As a start, I declared a private micro-war on italics, at least when it came to poetry, in my novel. At the very least, I decided — knowing my own instinct as a reader to see poetry italicized in a book and skip over it, deeming it nonessential, decorative, uncritical to the plot—I would de-italicize all poem fragments, in hope that the snippets of poetry embedded in the novel would not be skipped over so easily. (This micro-war grew to include transliterations that appear in the book as well. As poetry reminds us, words are not only meanings: they are also a collection of scattered syllables and crunched-together consonants. I hope the reader will be a mote less likely to skip over unitalicized fragments of Arabic or Hebrew or Judeoespanyol, even if she speaks none of these languages). And next, I hope that folks who resonate with parts of this book will decide to read (or reread), in full, some of the poetry referenced in it, starting with Darwish and Amichai, and then continuing onwards, perhaps, to other favorites of mine, both from the region — Taha Muhammad Ali, Sami Shalom Shitrit, Yona Wallach, Nizar Qabbani, Hezy Leskly — and from elsewhere — Terrance Hayes, Osip Mandelstam, Allen Ginsberg, Robin Coste Lewis, Frank O’Hara, Rokhl Korn, Jacob Glatstein, Mary Oliver, William Stafford, Ocean Vuong, Philip Levine.

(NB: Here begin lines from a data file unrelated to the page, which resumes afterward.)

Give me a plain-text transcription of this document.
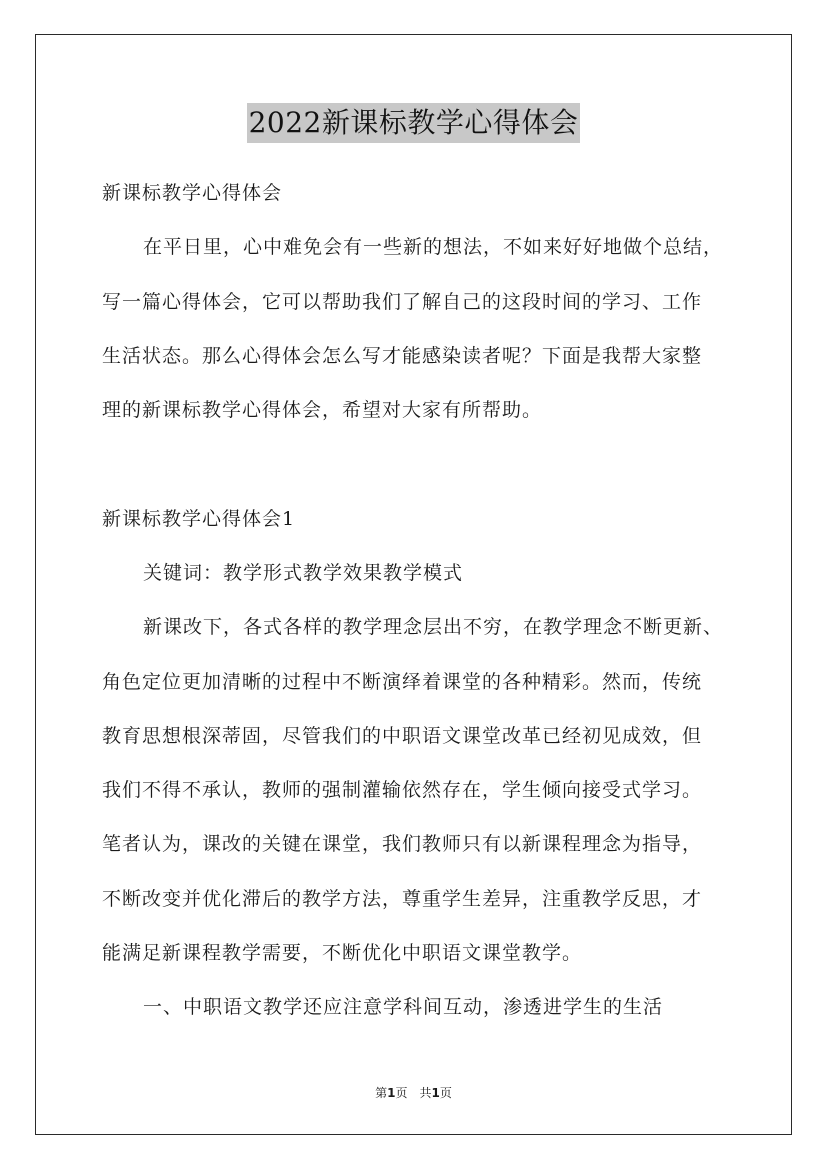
2022新课标教学心得体会
新课标教学心得体会
在平日里，心中难免会有一些新的想法，不如来好好地做个总结，
写一篇心得体会，它可以帮助我们了解自己的这段时间的学习、工作
生活状态。那么心得体会怎么写才能感染读者呢？下面是我帮大家整
理的新课标教学心得体会，希望对大家有所帮助。
新课标教学心得体会1
关键词：教学形式教学效果教学模式
新课改下，各式各样的教学理念层出不穷，在教学理念不断更新、
角色定位更加清晰的过程中不断演绎着课堂的各种精彩。然而，传统
教育思想根深蒂固，尽管我们的中职语文课堂改革已经初见成效，但
我们不得不承认，教师的强制灌输依然存在，学生倾向接受式学习。
笔者认为，课改的关键在课堂，我们教师只有以新课程理念为指导，
不断改变并优化滞后的教学方法，尊重学生差异，注重教学反思，才
能满足新课程教学需要，不断优化中职语文课堂教学。
一、中职语文教学还应注意学科间互动，渗透进学生的生活
第1页　共1页
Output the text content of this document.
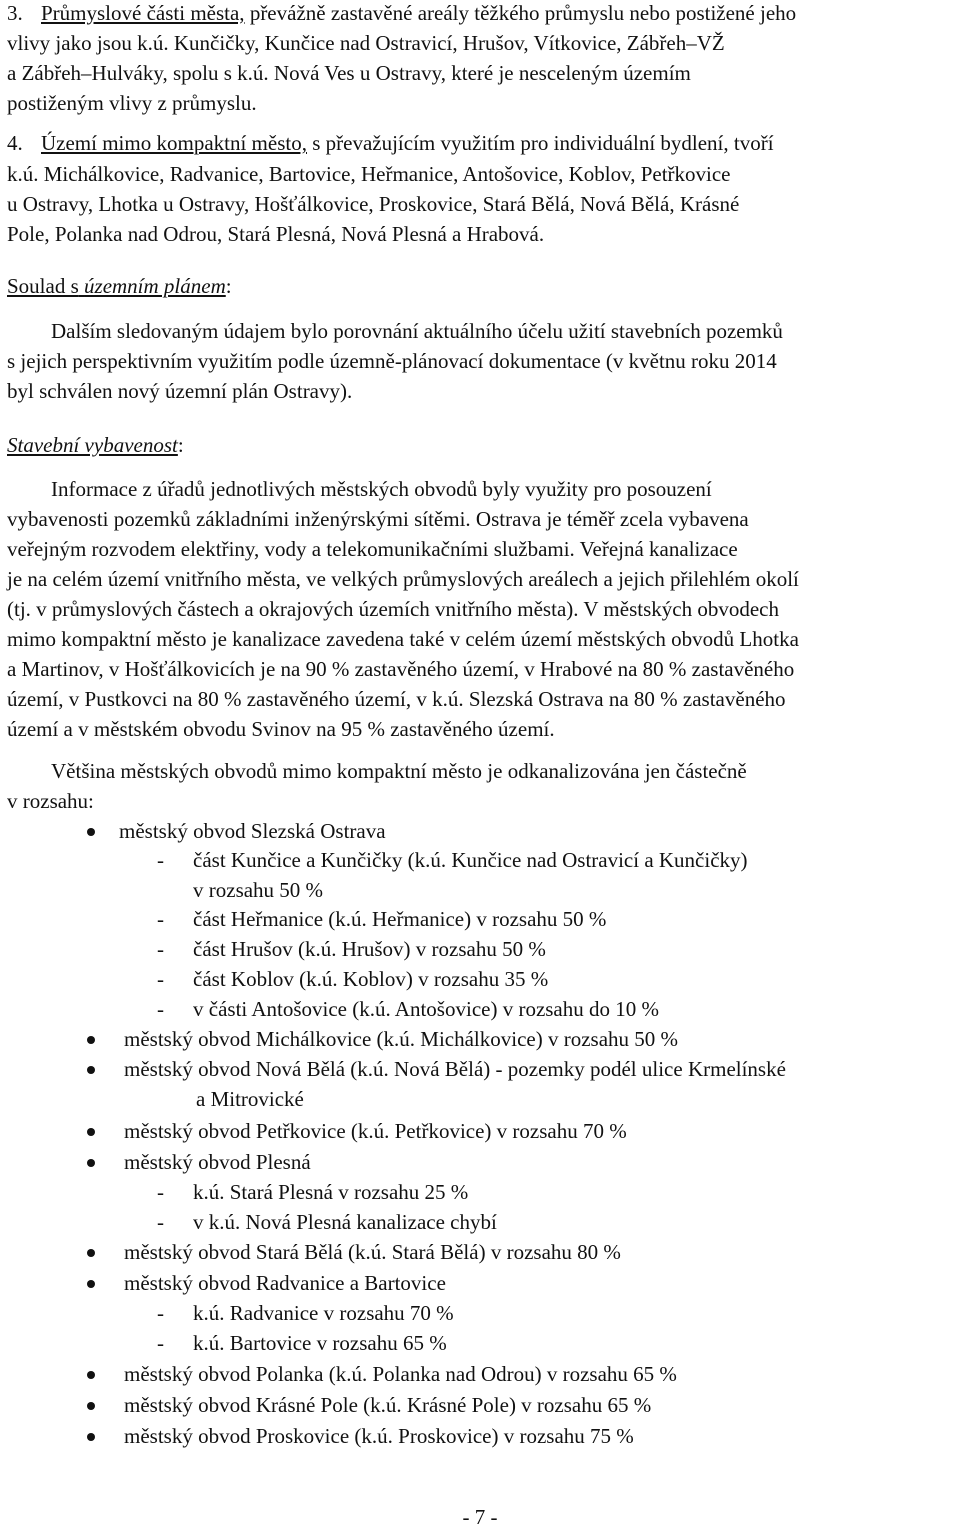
3. Průmyslové části města, převážně zastavěné areály těžkého průmyslu nebo postižené jeho
vlivy jako jsou k.ú. Kunčičky, Kunčice nad Ostravicí, Hrušov, Vítkovice, Zábřeh–VŽ
a Zábřeh–Hulváky, spolu s k.ú. Nová Ves u Ostravy, které je nesceleným územím
postiženým vlivy z průmyslu.
4. Území mimo kompaktní město, s převažujícím využitím pro individuální bydlení, tvoří
k.ú. Michálkovice, Radvanice, Bartovice, Heřmanice, Antošovice, Koblov, Petřkovice
u Ostravy, Lhotka u Ostravy, Hošťálkovice, Proskovice, Stará Bělá, Nová Bělá, Krásné
Pole, Polanka nad Odrou, Stará Plesná, Nová Plesná a Hrabová.
Soulad s územním plánem:
Dalším sledovaným údajem bylo porovnání aktuálního účelu užití stavebních pozemků
s jejich perspektivním využitím podle územně-plánovací dokumentace (v květnu roku 2014
byl schválen nový územní plán Ostravy).
Stavební vybavenost:
Informace z úřadů jednotlivých městských obvodů byly využity pro posouzení
vybavenosti pozemků základními inženýrskými sítěmi. Ostrava je téměř zcela vybavena
veřejným rozvodem elektřiny, vody a telekomunikačními službami. Veřejná kanalizace
je na celém území vnitřního města, ve velkých průmyslových areálech a jejich přilehlém okolí
(tj. v průmyslových částech a okrajových územích vnitřního města). V městských obvodech
mimo kompaktní město je kanalizace zavedena také v celém území městských obvodů Lhotka
a Martinov, v Hošťálkovicích je na 90 % zastavěného území, v Hrabové na 80 % zastavěného
území, v Pustkovci na 80 % zastavěného území, v k.ú. Slezská Ostrava na 80 % zastavěného
území a v městském obvodu Svinov na 95 % zastavěného území.
Většina městských obvodů mimo kompaktní město je odkanalizována jen částečně
v rozsahu:
městský obvod Slezská Ostrava
- část Kunčice a Kunčičky (k.ú. Kunčice nad Ostravicí a Kunčičky)
v rozsahu 50 %
- část Heřmanice (k.ú. Heřmanice) v rozsahu 50 %
- část Hrušov (k.ú. Hrušov) v rozsahu 50 %
- část Koblov (k.ú. Koblov) v rozsahu 35 %
- v části Antošovice (k.ú. Antošovice) v rozsahu do 10 %
městský obvod Michálkovice (k.ú. Michálkovice) v rozsahu 50 %
městský obvod Nová Bělá (k.ú. Nová Bělá) - pozemky podél ulice Krmelínské
a Mitrovické
městský obvod Petřkovice (k.ú. Petřkovice) v rozsahu 70 %
městský obvod Plesná
- k.ú. Stará Plesná v rozsahu 25 %
- v k.ú. Nová Plesná kanalizace chybí
městský obvod Stará Bělá (k.ú. Stará Bělá) v rozsahu 80 %
městský obvod Radvanice a Bartovice
- k.ú. Radvanice v rozsahu 70 %
- k.ú. Bartovice v rozsahu 65 %
městský obvod Polanka (k.ú. Polanka nad Odrou) v rozsahu 65 %
městský obvod Krásné Pole (k.ú. Krásné Pole) v rozsahu 65 %
městský obvod Proskovice (k.ú. Proskovice) v rozsahu 75 %
- 7 -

Or any other complete poems, really: my poetical/polemical hope is that all of us readers of fiction and nonfiction and history and essays and blogs — myself included — read a bit more poetry, for poetry’s sake.
Moriel Rothman-Zecher is the author of the novel Sadness Is a White Bird (Atria Books, 2018), which was a finalist for the Dayton Literary Peace Prize and the National Jewish Book Award, among other honors. His second novel, which follows two Yiddish speaking immigrants from a fictional shtetl to Philadelphia of the 1930s, is forthcoming from Farrar, Straus and Giroux. Moriel’s work has been published in The New York Times, the Paris Review’s Daily, Zyzzyva Magazine, and elsewhere, and he is the recipient of the National Book Foundation’s ‘5 Under 35’ Honor, two MacDowell Colony Fellowships for Literature (2017 & 2020), and a Wallis Annenberg Helix Project Fellowship for Yiddish Cultural Studies (2018−2019). Moriel lives in Yellow Springs, Ohio, with his family.